At six months, the primary outcome showed no significant differences in the change in average pain (mean difference 0.4 unit [95% (confidence interval [CI]) 20.4, 1.3]) or physical function (WOMAC: 1.8 units [95% CI 21.9, 5.5]) between the two groups. However, both groups did show clinically relevant improvements from baseline. “These improvements were generally maintained over 18 months,” write the authors. “Improvements at this time point were of an order of magnitude of 42–54% for function, which far exceeds the minimum clinically important difference [MCID] in both groups, and 26–36% for pain, attaining the MCID only in the physiotherapy plus coaching group.”

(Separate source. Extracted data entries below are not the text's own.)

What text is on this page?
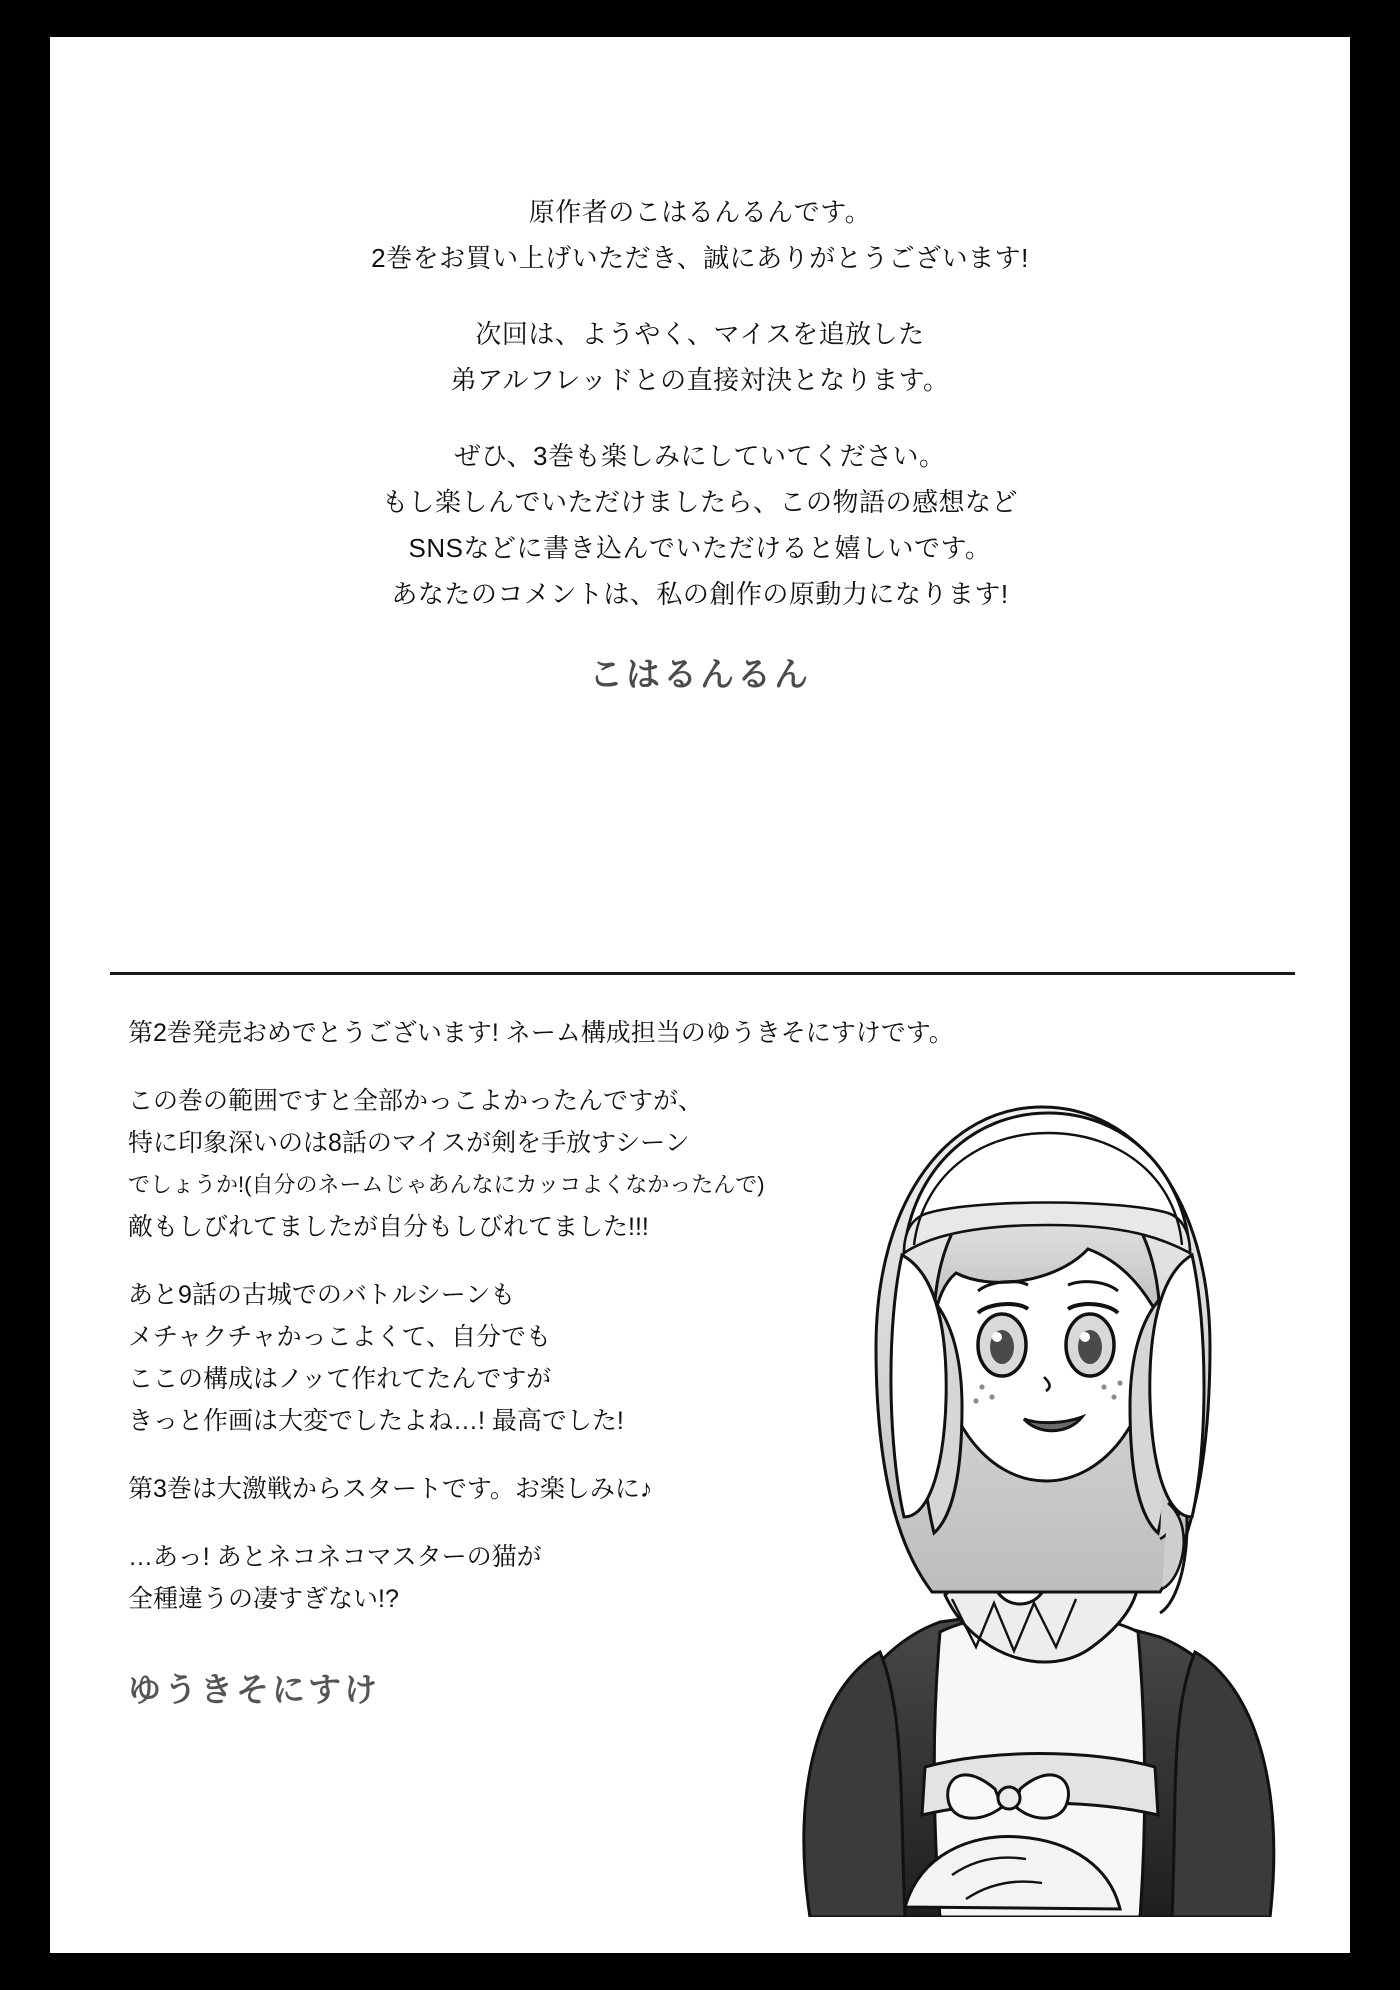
原作者のこはるんるんです。
2巻をお買い上げいただき、誠にありがとうございます!
次回は、ようやく、マイスを追放した
弟アルフレッドとの直接対決となります。
ぜひ、3巻も楽しみにしていてください。
もし楽しんでいただけましたら、この物語の感想など
SNSなどに書き込んでいただけると嬉しいです。
あなたのコメントは、私の創作の原動力になります!
こはるんるん
第2巻発売おめでとうございます! ネーム構成担当のゆうきそにすけです。
この巻の範囲ですと全部かっこよかったんですが、
特に印象深いのは8話のマイスが剣を手放すシーン
でしょうか!(自分のネームじゃあんなにカッコよくなかったんで)
敵もしびれてましたが自分もしびれてました!!!
あと9話の古城でのバトルシーンも
メチャクチャかっこよくて、自分でも
ここの構成はノッて作れてたんですが
きっと作画は大変でしたよね…! 最高でした!
第3巻は大激戦からスタートです。お楽しみに♪
…あっ! あとネコネコマスターの猫が
全種違うの凄すぎない!?
ゆうきそにすけ
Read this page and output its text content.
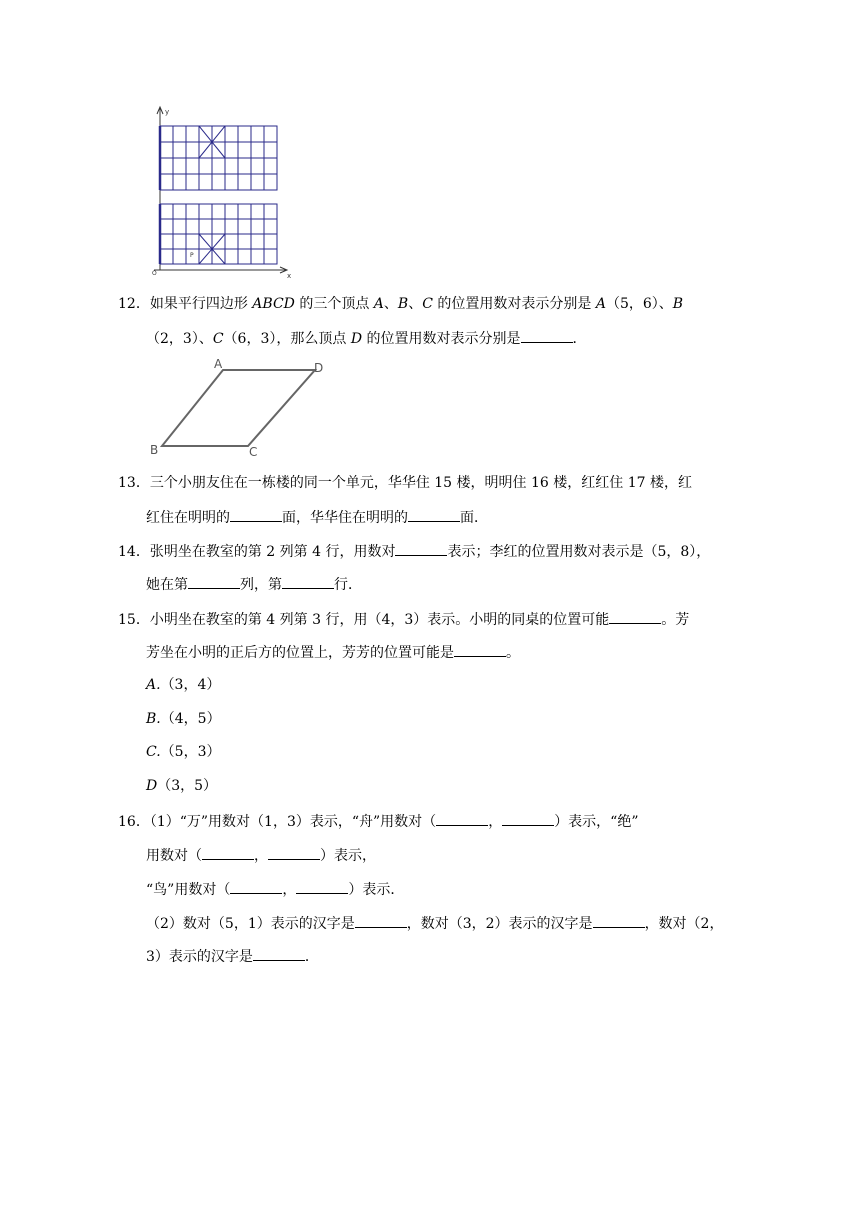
y
x
O
P
12．如果平行四边形 ABCD 的三个顶点 A、B、C 的位置用数对表示分别是 A（5，6）、B
（2，3）、C（6，3），那么顶点 D 的位置用数对表示分别是	．
A	D
B	C
13．三个小朋友住在一栋楼的同一个单元，华华住 15 楼，明明住 16 楼，红红住 17 楼，红
红住在明明的	面，华华住在明明的	面．
14．张明坐在教室的第 2 列第 4 行，用数对	表示；李红的位置用数对表示是（5，8），
她在第	列，第	行．
15．小明坐在教室的第 4 列第 3 行，用（4，3）表示。小明的同桌的位置可能	。芳
芳坐在小明的正后方的位置上，芳芳的位置可能是	。
A.（3，4）
B.（4，5）
C.（5，3）
D（3，5）
16．（1）“万”用数对（1，3）表示，“舟”用数对（	，	）表示，“绝”
用数对（	，	）表示，
“鸟”用数对（	，	）表示．
（2）数对（5，1）表示的汉字是	，数对（3，2）表示的汉字是	，数对（2，
3）表示的汉字是	．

For secondary outcomes, there were no between-group differences for changes in NRS walking pain, WOMAC pain or quality of life scores at any time point. Although some secondary outcomes related to physical activity and exercise behavior favored the physiotherapy plus coaching group at six months, this difference was not significant at 12 or 18 months.
Adherence: Participants in the physiotherapy plus coaching group had greater adherence during the six-month intervention than the physiotherapy-only group (mean 69% [95% CI 63, 75] vs. mean 55% [95% CI 47, 63]). However, this difference was not maintained at 12 and 18 months. During the intervention, self-rated home exercise adherence using NRS was also higher in the physiotherapy plus coaching group than in the physiotherapy-only group (mean 7.4 [95% CI 6.9, 7.8] vs. mean 5.7 [95% CI 4.9, 6.4]). But again, this difference was not maintained at 12 and 18 months.

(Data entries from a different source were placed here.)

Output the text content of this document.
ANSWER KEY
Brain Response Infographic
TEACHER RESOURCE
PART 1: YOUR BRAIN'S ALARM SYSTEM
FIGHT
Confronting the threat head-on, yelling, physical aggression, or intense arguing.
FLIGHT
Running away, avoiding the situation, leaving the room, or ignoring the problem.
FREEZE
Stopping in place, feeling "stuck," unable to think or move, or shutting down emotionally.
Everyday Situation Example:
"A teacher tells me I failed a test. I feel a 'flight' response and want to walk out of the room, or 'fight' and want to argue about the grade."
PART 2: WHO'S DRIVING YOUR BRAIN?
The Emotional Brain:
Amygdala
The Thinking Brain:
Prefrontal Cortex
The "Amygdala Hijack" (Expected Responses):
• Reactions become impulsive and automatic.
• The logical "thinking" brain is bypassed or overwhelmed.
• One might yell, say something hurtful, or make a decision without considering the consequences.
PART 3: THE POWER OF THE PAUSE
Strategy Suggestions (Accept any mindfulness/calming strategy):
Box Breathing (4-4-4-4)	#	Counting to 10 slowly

In their discussion, researchers note, “The adherence levels needed to affect pain and function are unknown … and greater differences in adherence [between the groups] may be required.” The researchers also suggest that health coaching may be more effective if it begins after physiotherapy visits stop, which is when adherence levels fell to approximately 40%.
Bennell KL, Campbell PK, Egerton T, et al. Telephone coaching to enhance a home-based physical activity program for knee osteoarthritis: A randomized clinical trial. Arthritis Care Res (Hoboken). 2017 Jan;69(1):84–94. doi: 10.1002/acr.22915.